Dorret came in at the head of the technical challenge pack for her exemplary arlettes. Flora too had a good round; the only complaint being her biscuits tasted too strongly of cinnamon.

The showstopper was a test of organizational skills as much as culinary know-how. Mat’s fun gingerbread fire engine and Earl Grey tea biscuits was a favorite of the judges as was Sandy’s savory sun-dried tomato and oregano biscuit hamper with  parmesan and cream cheese biscuits. Ian even fashioned a form out of bent aluminum to make his cylindrical shortbread box with perfect pink macarons nestled inside.

Ian, who also came in third in the technical challenge, was named this week’s Star Baker for his meticulous techniques and excellent flavors. Oddly enough, he said that at home he has yet to win the title of best male baker in his tiny Cambridgeshire village.

Missteps: The bakers emerged from the signature round largely unscathed. The amber sugar crystals on Dorret’s biscotti failed to make an impression on Paul and Mary and Marie’s irregular sized Italian inspired biscotti also disappointed in the scarcity of ingredients. Tamal, on the other hand, had too many flavors going on without one coming to the forefront.

In the technical challenge Marie was only able to salvage half the arlettes from her batch and therefore came in last place in the round. Apparently her oven setting was wrong; however, the ones she brought up for judging were quite good. Contestant Paul placed second from the bottom for the small size and poorly laminated layers of his arlettes.

Lots of small catastrophes popped up on showstopper day. Sue Perkins broke the dome to Naydia’s cayenne gingerbread fortune cookie box which prevented her from decorating it. The lid of Flora’s lemon and honey shortbread tea chest snapped it two. And who didn’t feel for poor Alvin when he choked up in front of the judges whilst explaining why he had to abandon his gingerbread casket in favor of finishing his brandy snaps.  All these situations were construction issues and the judges were complementary about the textures and flavors of these bakes.

Dorret got graded down for using a cut out to create the frog biscuits in her box. In addition, Paul found the green tea and cocoa bean shortbread bitter. Mary Berry thought Unge’s honeycake jar too garish and, to be honest, I couldn’t make out the fondant baby legs that were supposed to hang over the side.

But it was last week’s Star Baker Marie who was sent home. Mary said that Marie tended towards the simple and plain and had not shown she could lift out of her comfort zone with her Russian gingerbread box with traditional Scottish shortbread inside. To her credit, Marie was very gracious and appreciative of her brief time in the competition. Just goes to show that Star Baker status in no way provides immunity from future elimination.

So that’s two weeks down and eight to go!  At this point we’re getting to know the contestants a bit better – their strengths, weaknesses and personalities are becoming more apparent.

 I’m really liking Sandy’s energy, sense of humor and attitude to the competition. I just enjoy watching her. She reminds me of Becca from last season.
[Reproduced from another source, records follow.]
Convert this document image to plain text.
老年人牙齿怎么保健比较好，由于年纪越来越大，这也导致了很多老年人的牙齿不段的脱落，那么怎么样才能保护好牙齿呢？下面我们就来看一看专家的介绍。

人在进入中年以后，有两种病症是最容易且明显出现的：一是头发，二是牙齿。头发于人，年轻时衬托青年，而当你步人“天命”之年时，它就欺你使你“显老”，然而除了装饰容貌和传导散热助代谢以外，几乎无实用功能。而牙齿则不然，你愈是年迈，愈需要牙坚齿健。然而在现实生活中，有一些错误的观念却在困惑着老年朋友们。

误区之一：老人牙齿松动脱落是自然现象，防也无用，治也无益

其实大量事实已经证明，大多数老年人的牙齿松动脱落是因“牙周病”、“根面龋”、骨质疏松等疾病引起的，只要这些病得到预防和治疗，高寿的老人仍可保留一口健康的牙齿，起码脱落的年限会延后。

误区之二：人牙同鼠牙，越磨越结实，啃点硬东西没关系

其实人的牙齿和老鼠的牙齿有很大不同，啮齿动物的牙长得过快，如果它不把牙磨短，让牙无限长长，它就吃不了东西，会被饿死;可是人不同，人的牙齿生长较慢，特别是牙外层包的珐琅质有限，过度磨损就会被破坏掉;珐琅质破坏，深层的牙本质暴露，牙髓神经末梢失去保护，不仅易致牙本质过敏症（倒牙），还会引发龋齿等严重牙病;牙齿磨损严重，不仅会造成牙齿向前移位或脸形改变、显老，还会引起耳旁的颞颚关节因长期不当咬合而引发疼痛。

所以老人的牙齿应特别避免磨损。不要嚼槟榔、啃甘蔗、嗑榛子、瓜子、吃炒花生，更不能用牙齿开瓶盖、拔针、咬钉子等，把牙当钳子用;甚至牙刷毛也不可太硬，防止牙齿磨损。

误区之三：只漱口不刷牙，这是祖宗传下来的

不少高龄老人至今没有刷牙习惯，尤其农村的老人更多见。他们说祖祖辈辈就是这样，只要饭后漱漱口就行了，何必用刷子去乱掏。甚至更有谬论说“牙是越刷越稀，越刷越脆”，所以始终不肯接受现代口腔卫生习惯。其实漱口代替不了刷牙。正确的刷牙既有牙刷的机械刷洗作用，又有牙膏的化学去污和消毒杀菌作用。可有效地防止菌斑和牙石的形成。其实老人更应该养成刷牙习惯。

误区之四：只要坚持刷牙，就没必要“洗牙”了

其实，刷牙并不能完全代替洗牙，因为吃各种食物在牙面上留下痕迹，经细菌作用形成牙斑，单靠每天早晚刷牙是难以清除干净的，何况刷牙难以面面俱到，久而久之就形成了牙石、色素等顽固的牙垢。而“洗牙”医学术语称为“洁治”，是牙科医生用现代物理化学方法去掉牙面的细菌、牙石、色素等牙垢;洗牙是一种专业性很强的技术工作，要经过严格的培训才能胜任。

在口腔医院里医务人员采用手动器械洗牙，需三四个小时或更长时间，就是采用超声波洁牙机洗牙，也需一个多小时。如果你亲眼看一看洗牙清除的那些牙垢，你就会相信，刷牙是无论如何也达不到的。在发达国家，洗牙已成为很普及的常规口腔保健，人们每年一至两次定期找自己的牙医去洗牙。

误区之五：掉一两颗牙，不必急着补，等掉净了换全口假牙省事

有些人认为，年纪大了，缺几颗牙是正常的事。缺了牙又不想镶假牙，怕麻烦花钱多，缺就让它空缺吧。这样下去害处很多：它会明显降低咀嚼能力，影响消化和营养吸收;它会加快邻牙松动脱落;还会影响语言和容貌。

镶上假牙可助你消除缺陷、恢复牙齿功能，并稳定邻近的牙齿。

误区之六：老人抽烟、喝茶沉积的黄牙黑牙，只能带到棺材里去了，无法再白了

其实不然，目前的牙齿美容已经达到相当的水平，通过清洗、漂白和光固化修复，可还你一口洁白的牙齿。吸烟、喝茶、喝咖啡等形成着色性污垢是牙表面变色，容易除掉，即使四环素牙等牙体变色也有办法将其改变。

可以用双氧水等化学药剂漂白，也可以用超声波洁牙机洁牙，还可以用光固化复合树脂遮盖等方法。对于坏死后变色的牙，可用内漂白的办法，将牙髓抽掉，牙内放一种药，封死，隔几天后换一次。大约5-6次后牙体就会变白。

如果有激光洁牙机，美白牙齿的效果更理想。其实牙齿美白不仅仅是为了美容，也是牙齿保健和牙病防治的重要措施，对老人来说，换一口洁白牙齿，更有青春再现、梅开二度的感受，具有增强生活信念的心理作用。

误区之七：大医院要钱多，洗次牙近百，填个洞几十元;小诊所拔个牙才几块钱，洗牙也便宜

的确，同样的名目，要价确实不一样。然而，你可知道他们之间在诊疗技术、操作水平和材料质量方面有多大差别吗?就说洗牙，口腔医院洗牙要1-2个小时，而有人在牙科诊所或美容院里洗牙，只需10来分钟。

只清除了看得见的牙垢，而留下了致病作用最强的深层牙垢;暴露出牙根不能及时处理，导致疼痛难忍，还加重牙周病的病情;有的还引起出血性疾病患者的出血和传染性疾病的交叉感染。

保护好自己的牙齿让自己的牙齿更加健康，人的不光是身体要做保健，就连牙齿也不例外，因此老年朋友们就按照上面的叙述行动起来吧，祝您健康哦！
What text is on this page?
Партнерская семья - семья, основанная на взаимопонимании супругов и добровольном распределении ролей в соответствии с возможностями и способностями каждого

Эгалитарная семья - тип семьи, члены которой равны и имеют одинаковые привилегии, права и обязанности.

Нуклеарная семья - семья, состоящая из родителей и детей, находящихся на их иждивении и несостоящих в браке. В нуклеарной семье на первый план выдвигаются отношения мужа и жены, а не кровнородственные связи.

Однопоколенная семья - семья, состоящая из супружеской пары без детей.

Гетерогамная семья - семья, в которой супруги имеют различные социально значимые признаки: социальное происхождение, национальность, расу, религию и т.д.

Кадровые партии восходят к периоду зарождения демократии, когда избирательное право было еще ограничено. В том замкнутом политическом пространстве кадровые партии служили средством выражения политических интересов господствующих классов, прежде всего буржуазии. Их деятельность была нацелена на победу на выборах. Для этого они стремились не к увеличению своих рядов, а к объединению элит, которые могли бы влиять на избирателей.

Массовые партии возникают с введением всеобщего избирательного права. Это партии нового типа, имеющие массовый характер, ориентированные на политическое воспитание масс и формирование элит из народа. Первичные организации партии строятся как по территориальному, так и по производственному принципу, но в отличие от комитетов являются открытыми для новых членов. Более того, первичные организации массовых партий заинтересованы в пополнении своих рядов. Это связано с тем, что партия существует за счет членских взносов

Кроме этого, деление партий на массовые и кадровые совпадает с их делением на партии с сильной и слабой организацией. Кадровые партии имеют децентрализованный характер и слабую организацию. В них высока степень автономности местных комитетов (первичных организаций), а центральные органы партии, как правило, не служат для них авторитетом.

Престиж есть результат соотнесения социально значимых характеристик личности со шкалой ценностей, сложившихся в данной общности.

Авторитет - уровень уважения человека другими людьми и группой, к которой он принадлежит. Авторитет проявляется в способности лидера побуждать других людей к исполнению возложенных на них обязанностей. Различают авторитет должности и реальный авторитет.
Anyone else get Ian and Mat confused at the beginning?  While both are good bakers, I believe Ian is really gaining confidence and coming into his own.

I think Naydia is a tough contender and that she showed quite a bit of class when Sue accidentally disfigured her biscuit dome . If only she’d stop looking so stricken every time Paul and Mary come round to judge her bakes.  She did say she was all about the drama though, right?